Buying a car at lease end

civic
honda

#1

My three year lease on a Honda Civic LX coupe is drawing to a close, and the purchase option price is a bit below $11000. It has 19000 miles, and has been problem-free. I’m leaning toward buying it, but I’d be interested in any thoughts you might have about how to make and execute this decision.


#2

My advice don’t go for it…it has 19000 miles on it…plus you might have to pay a huge insurance on it…and also think of the resale price!!


#3

The Civic is one of the most reliable vehicles on the planet, and 19K miles is nothing.

If you plan to keep the car, follow the maintenance schedule in the owner’s documentation and it will probably last you a long time.

There are Civics on the road with well over 200K miles on their odometers.

Leasing is an expensive way to drive, but that’s beside the point. It’s still a good car. Only you can decide.


#4

A pretty expensive way to buy a car.
Pay rent on it for three years,
Then turn around a pay again, the used car value purchase price.

your choice .


#5

It doesn’t matter how you got to this point, the only question is whether $11,000 is a good price for a Civic LX with 19k miles (as the others have said, Civics are very reliable).
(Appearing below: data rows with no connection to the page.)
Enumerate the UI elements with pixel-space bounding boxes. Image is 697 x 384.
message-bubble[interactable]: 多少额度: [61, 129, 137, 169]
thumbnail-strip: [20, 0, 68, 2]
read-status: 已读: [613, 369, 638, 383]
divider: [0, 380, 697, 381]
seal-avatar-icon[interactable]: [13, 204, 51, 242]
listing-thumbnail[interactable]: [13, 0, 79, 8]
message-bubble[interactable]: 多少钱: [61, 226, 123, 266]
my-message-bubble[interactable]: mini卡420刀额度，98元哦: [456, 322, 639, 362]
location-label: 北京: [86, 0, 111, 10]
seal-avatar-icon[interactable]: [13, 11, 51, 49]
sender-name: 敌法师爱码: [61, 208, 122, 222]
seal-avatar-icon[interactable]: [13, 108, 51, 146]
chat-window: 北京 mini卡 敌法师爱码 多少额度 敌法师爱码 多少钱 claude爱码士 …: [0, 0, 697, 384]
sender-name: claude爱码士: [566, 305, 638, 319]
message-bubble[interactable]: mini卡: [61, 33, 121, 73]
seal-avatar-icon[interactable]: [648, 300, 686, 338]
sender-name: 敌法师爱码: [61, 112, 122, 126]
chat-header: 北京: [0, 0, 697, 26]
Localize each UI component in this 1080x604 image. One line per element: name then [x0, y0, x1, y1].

If it’s a 2008, that looks to be a GREAT price.

What year is it?


#6

Thanks for the responses. The key insight is that it doesn’t matter how I got here, 11K is a good price for a 2008 Civic LX with 19K miles.
The poster who pointed that leasing is a less than optimal way to acquire a car is, of course, generally correct. There were financial reasons why leasing made sense for me, having to do with tax free reimbursement of leasing costs.
The Civic doesn’t make my heart go pitty-pat, but it’s a good daily driver. I’ll buy it. My kids will want it in a few years.


#7

You paid, what, $200 a month on the Civic for the past 3 years?
That’s $7200 that you have already paid.
Add in the $11k balloon payment now, and not it is an $18,200 car.
Plus, whatever your original down payment was when you signed up for the lease.
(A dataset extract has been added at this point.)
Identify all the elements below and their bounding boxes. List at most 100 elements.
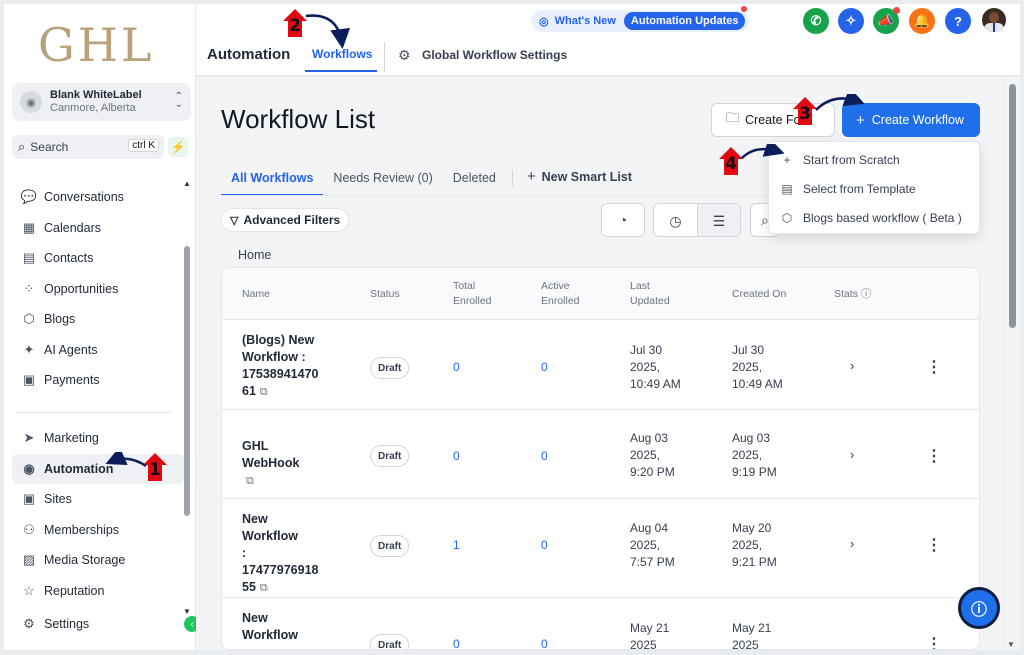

So, when you add up all the costs, how much is the total for this Civic?

Yes, an $11k 3 year old Civic is typically a good find, but for you, it isn’t an $11k Civic.

BC.


#8

“but for you, it isn’t an $11k Civic”

For the decision he’s making it is. No need to look at past costs, he could have paid $40,000 up till now, and the decision’s the same: is $11k a good price? The answer is yes.


#9

Your calculations don’t take into account what the interest would be on a loan to buy the car. If the purchaser had the ability to pay cash then the numbers are OK, but very few people buy new cars with cash for the full purchase price.

With a lease the payment is for depreciation of the car plus service charges and profit for the financial institution. A five or six year car loan adds about $5,000 to the cost of buying to car. Leasing is more expensive, but not that bad if there are tax write offs for the lessee.


#10

Bladecutter, I’m new here, but you’re wrong.

What if the OP had an opportunity to buy another, but identical Civic for $11K. You have described that as “typically a good find”. Should he not buy it?


#11

Delaer retail on your car is #$14,000. That’s a great price, espeially if you took good car of it.


#12

In this case I think the OP could come on a winner on this deal if she buys her own car off lease. The residual value of the car was determined at the start of the lease and is $11K. Since that was several years ago used car prices have gone up significantly so the current used car value of her vehicle is something like $15K. So, for her not to buy this car and get another used car doesn’t make sense.

Sometimes in the world of finance you win one.


#13

How well did you do the maintenance over the years???

If you kept up on maintenance…and obviously you know it’s history (i.e. accidents and such). Then it sounds like a decent price.

Vehicle only has 19k…runs good…you like it…$11k is not a bad price.